Giving Compass' Take:

• Pacific Standard writes of the certain dairy farms across America trying to bring transparency to large-scale agriculture through interactive farming experiences that aim to show agriculture is good for the environment, it's compatible with animal welfare, and milk is good for you. But is it all hyperbole? 

• This method of exposing the agricultural industry invites controversy, how are these farms adjusting? How does this exposure affect smaller dairy businesses?

• Learn about the dark side of the dairy industry.


In northern Indiana, an exceptionally flat part of the Midwest that even midwesterners love to hate, Interstate 65 stretches as far as the eye can see—and then some. For a 170-mile radius, you pass little but cornfields, semi-trucks, and the occasional cow. Then, from the empty horizon, a cluster of red roofs emerges like an irate Goliath.

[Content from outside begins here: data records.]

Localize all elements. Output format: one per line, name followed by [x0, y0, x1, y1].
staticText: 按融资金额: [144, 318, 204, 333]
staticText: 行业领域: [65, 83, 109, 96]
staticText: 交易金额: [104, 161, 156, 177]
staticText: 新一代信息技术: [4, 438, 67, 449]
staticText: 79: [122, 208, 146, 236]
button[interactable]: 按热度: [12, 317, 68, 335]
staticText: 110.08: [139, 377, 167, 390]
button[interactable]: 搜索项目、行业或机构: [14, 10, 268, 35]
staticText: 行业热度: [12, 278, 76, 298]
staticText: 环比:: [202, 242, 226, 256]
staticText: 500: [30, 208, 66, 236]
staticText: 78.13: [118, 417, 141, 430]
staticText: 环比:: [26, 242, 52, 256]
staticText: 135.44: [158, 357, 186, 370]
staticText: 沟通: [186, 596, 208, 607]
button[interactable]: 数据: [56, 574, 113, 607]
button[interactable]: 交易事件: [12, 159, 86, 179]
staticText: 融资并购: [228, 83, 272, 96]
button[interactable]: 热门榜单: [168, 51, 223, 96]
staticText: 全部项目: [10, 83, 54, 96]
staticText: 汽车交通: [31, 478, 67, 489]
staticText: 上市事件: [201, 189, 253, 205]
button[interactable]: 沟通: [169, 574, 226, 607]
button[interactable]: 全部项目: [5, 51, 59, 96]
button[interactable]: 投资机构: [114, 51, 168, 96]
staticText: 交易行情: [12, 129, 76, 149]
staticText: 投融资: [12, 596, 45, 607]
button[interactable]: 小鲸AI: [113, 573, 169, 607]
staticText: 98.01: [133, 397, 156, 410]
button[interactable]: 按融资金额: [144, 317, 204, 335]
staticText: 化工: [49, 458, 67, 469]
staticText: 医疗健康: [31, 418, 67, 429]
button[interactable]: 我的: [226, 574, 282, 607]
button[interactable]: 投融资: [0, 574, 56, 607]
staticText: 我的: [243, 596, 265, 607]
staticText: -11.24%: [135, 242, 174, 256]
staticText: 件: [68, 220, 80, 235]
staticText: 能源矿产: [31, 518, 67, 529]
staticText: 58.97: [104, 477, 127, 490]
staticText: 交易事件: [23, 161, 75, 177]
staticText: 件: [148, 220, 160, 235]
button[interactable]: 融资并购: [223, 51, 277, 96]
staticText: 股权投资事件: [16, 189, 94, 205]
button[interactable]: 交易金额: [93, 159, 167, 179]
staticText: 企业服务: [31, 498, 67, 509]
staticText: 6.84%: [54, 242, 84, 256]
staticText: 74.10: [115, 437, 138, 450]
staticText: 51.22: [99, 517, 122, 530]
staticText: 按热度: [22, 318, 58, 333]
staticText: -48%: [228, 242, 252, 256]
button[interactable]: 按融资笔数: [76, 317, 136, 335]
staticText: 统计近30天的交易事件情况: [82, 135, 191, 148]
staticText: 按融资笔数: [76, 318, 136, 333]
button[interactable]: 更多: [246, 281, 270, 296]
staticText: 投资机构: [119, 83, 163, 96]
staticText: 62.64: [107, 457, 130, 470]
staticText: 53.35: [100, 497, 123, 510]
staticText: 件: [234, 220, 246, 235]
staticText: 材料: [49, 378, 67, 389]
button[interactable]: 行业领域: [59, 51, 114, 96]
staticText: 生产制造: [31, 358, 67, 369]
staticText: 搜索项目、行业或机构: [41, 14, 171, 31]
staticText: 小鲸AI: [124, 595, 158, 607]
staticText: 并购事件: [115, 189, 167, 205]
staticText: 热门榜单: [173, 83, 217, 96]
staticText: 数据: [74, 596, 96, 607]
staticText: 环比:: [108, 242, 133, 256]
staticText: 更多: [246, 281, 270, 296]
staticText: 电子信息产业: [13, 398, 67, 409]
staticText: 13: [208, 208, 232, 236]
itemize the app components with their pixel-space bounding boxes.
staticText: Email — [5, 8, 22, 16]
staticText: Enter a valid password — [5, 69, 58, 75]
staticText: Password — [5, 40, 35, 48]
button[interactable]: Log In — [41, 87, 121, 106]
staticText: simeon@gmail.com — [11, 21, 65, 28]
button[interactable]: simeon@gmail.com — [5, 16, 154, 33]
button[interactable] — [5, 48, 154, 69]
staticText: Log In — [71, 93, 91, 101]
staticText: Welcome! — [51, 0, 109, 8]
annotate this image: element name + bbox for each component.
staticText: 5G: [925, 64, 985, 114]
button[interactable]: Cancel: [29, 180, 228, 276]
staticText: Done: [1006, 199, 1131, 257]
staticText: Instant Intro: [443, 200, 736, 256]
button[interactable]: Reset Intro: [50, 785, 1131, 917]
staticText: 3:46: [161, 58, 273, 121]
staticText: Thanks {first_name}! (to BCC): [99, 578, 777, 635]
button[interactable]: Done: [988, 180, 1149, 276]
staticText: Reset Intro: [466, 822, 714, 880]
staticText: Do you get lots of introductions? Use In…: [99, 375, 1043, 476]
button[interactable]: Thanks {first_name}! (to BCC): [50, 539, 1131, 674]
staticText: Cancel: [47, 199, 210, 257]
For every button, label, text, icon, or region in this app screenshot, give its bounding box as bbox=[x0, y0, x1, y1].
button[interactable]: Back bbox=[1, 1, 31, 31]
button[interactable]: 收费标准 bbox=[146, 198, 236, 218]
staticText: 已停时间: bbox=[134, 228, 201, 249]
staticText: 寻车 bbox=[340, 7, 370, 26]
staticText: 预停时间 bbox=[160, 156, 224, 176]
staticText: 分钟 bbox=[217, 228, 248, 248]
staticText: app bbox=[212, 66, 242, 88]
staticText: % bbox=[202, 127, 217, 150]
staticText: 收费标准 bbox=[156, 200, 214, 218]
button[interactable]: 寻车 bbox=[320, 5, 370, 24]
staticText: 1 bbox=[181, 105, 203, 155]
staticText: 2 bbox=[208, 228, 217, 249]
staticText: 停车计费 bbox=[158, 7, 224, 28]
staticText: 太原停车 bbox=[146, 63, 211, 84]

Right off the highway—at the exit urging you to "mooove over!"—lies an "agricultural Disneyland." Make that turn and you'll arrive at Fair Oaks Farms, a sprawling agricultural theme park—and, yes, a bit like Disneyland, if Disneyland were sadder and grayer.

A sign at the farm's entrance marks the next of many puns, seemingly mandated by company code: "A Dairy Good Time for the Family!" Inside the barn, a group of employees, all wearing matching polo shirts, speak in dairy puns as they herd schoolchildren on cow-shaped busses and dairy-go-rounds, and invite the many dozens of visitors from across the country to take the Dairy Adventure. (There's a pig- or crop-themed tour too, if that's more your thing.)